Sri Aurobindo
Letters of Sri Aurobindo
Volume 2. 1934 — 1935
Letter ID: 510
Sri Aurobindo — Roy, Dilip Kumar
November 3, 1934
But the letter on Nirvana? Do see to it tomorrow. I just send you a short song I composed in my closing portion of the tragic novel Dola – to be sung by its heroine in an ecstasy of aesthetic emotional sentimental love – to be disillusioned shortly of course. I have not treated it à la mode or conventionally, but tried to depict the sense of illumination that comes of romance on moonlight nights or vis-à-vis a beautiful piece of scenery, which sort of shines with a kind of reflected lustre of the romance. I have tried to depict it as I have myself felt it often, with a vividness that even I cannot doubt. I wonder if this sort of elation that one feels in front of a lovely vista (particularly the moon-flooded one to which I am particularly susceptible) and associates it with the reflection of the love felt – is at all psychic or purely vital? But its glow is very warm and pervading and delicious and there can be hardly any doubt as to the sense [of?] illumination one is endowed with in such circumstances. May one take it that it is some form of sublimation of the physical love in imagination’s sky – if you know what I mean? I mean I felt very vividly there was an essential delicatesse, subtlety, etherealness in such a transcription of one’s subjective feeling in the objective world of rude matter. Even dull inert things seem to be animate. Illusion? soit – but is it not a beautiful illusion so long as it lasts? Or is such a feeling not an illusion at all but a reflection of some reality that falling on the material scenery transforms the whole landscape? Poet’s feelings are often unreliable – I have a deep distrust of poets hallelujahs – that is why I ask. But I doubt whether I have expressed myself at all clearly. I trust however, that if you read my lyric carefully you will understand what I am driving at.

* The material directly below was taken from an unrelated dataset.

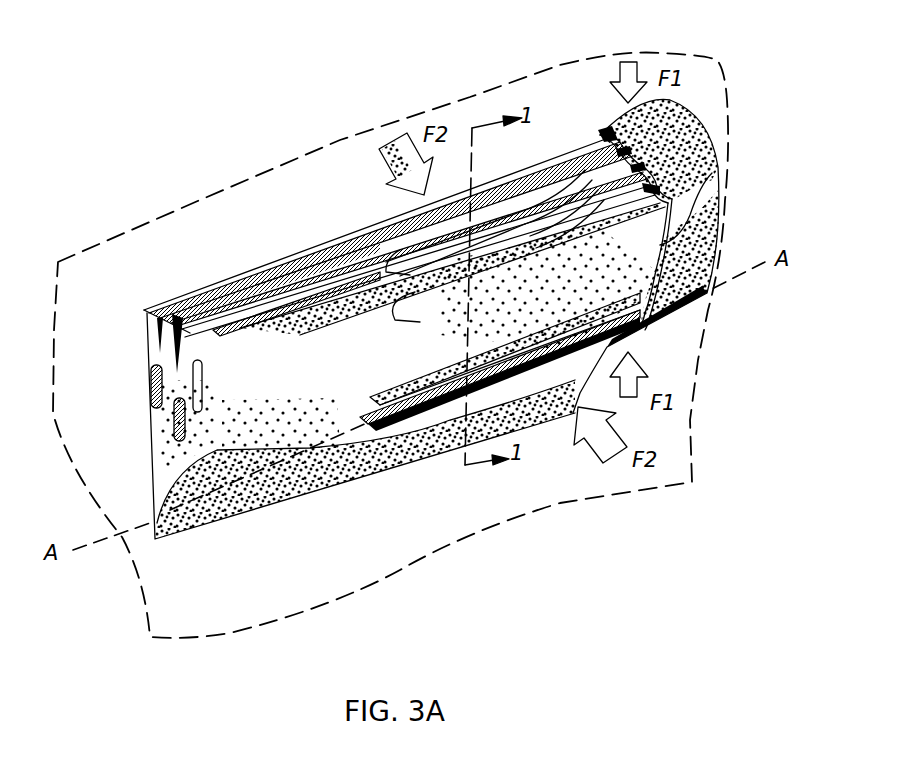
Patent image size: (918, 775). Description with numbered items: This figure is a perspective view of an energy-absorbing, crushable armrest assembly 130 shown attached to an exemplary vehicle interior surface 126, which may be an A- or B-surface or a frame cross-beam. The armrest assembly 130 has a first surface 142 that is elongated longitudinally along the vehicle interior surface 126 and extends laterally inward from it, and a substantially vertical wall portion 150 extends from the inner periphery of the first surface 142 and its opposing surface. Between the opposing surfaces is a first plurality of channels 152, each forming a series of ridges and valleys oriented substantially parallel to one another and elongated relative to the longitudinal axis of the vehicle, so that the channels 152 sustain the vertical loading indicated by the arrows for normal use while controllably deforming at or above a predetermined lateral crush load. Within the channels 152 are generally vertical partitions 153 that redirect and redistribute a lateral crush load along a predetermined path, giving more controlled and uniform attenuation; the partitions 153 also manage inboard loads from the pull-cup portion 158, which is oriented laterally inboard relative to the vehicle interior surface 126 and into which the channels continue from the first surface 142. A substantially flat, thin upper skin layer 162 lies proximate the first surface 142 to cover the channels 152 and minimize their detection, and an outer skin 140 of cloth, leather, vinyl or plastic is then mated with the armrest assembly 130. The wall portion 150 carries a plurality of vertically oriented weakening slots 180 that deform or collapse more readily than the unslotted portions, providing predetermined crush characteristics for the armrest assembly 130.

All these feelings or impressions are aesthetic and of the vital – their imprints over the ordinary movements is that they belong to the inner vital, not to the cruder external life-movements. It is this character that gives them their sense of elevation, beauty, etc. Such movements can be taken up by the psychic when it is the soul in things behind the aesthetic and emotional that is felt and by the spiritual when they are made a means of coming in contact with the cosmic spirit or in any way with the Divine.